Sore ini saya menemani seorang pembaca curhat soal emotional abuse selama 2.5 jam di telepon. Pacar saya sampai bingung karena saya terdengar begitu berapi-api. Habis bagaimana lagi? Ini topik sensitif bagi saya.
Kita semua pasti pernah dengar frase-frase ini:
"Bagus cuma diomelin, nggak dipukulin".
"Kamu saja kali yang nggak bisa bikin suami tenang"
"Sudah terima saja. Jangan dimasukkan ke hati."
Satu hal yang saya pelajari dari sekian banyak orang yang curhat sama saya adalah: words matter. Kata-kata itu berpengaruh. Kekerasan fisik luka bisa hilang dengan berjalannya waktu, namun kekerasan mental akan membekas.
Seperti cerita pembaca saya yang terus mengulang bahwa suaminya benar, dia barang rusak yang tidak pantas dicintai.

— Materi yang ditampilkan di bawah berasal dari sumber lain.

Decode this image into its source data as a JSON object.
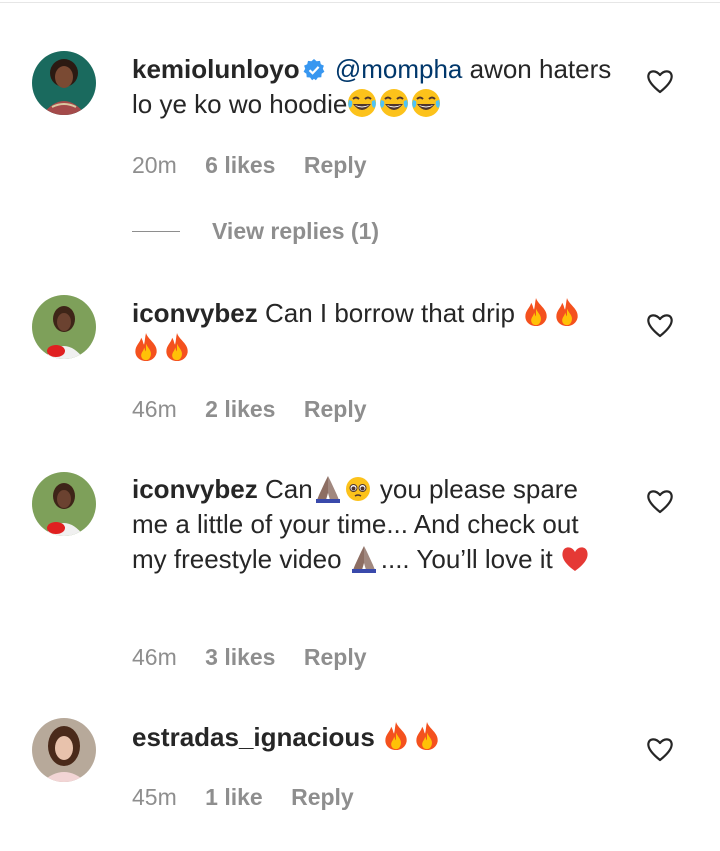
{
  "comments": [
    {
      "username": "kemiolunloyo",
      "verified": true,
      "mention": "@mompha",
      "text_before": "awon haters lo ye ko wo hoodie",
      "emojis": "😂😂😂",
      "time": "20m",
      "likes": "6 likes",
      "reply": "Reply",
      "view_replies": "View replies (1)"
    },
    {
      "username": "iconvybez",
      "text": "Can I borrow that drip",
      "emojis": "🔥🔥🔥🔥",
      "time": "46m",
      "likes": "2 likes",
      "reply": "Reply"
    },
    {
      "username": "iconvybez",
      "text_part1": "Can",
      "text_part2": "you please spare me a little of your time... And check out my freestyle video",
      "text_part3": ".... You’ll love it",
      "time": "46m",
      "likes": "3 likes",
      "reply": "Reply"
    },
    {
      "username": "estradas_ignacious",
      "emojis": "🔥🔥",
      "time": "45m",
      "likes": "1 like",
      "reply": "Reply"
    }
  ],
  "icons": {
    "verified": "verified-badge-icon",
    "like": "heart-outline-icon"
  },
  "colors": {
    "verified_blue": "#3897f0",
    "mention": "#00376b",
    "meta_gray": "#8e8e8e",
    "text": "#262626"
  }
}
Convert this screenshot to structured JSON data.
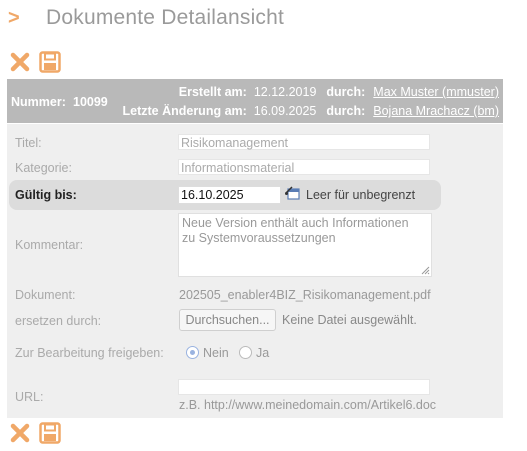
{
  "page": {
    "arrow": ">",
    "title": "Dokumente Detailansicht"
  },
  "toolbar": {
    "delete_icon": "close-x-icon",
    "save_icon": "floppy-disk-icon"
  },
  "header": {
    "number_label": "Nummer:",
    "number_value": "10099",
    "created_label": "Erstellt am:",
    "created_date": "12.12.2019",
    "created_by_label": "durch:",
    "created_by": "Max Muster (mmuster)",
    "modified_label": "Letzte Änderung am:",
    "modified_date": "16.09.2025",
    "modified_by_label": "durch:",
    "modified_by": "Bojana Mrachacz (bm)"
  },
  "form": {
    "title_label": "Titel:",
    "title_value": "Risikomanagement",
    "category_label": "Kategorie:",
    "category_value": "Informationsmaterial",
    "valid_label": "Gültig bis:",
    "valid_value": "16.10.2025",
    "valid_hint": "Leer für unbegrenzt",
    "comment_label": "Kommentar:",
    "comment_line1": "Neue Version enthält auch Informationen",
    "comment_line2": "zu Systemvoraussetzungen",
    "document_label": "Dokument:",
    "document_value": "202505_enabler4BIZ_Risikomanagement.pdf",
    "replace_label": "ersetzen durch:",
    "browse_button": "Durchsuchen...",
    "no_file_text": "Keine Datei ausgewählt.",
    "release_label": "Zur Bearbeitung freigeben:",
    "release_no": "Nein",
    "release_yes": "Ja",
    "release_selected": "Nein",
    "url_label": "URL:",
    "url_value": "",
    "url_hint": "z.B. http://www.meinedomain.com/Artikel6.doc"
  },
  "colors": {
    "accent": "#f0a868",
    "header_bg": "#b9b9b9",
    "form_bg": "#efefef",
    "radio": "#9ab3e0"
  }
}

Bagai bibit jamur di hasil panen yang sehat, perkataan negatif seperti ini bila tidak segera dienyahkan akan berakar dan mengular ke bagian hasil panen lain hingga yang tersisa hanyalah onggokan hasil panen busuk yang tak layak santap.
Bukanlah sesuatu yang sehat bilamana kita terus dibuat merasa tak berharga, dibuat merasa kita tidak mampu melakukan apa-apa, atau bahkan dibuat merasa kita lebih rendah dari orang lain. Tak perduli seberapa keren kaya maha ok nya seseorang, ia tak berhak merampas nilai diri seseorang.
Saya berharap para pembaca saya mengerti akan hal ini. Mengerti akan betapa berharganya mereka. Mengerti bahwa semua manusia, termasuk mereka, setara. Mengerti bahwa usaha perampasan nilai diri mereka, apalagi oleh pasangan/keluarga/orang terdekat, bukanlah sesuatu yang sehat atau bisa dimaafkan/dicari alasan.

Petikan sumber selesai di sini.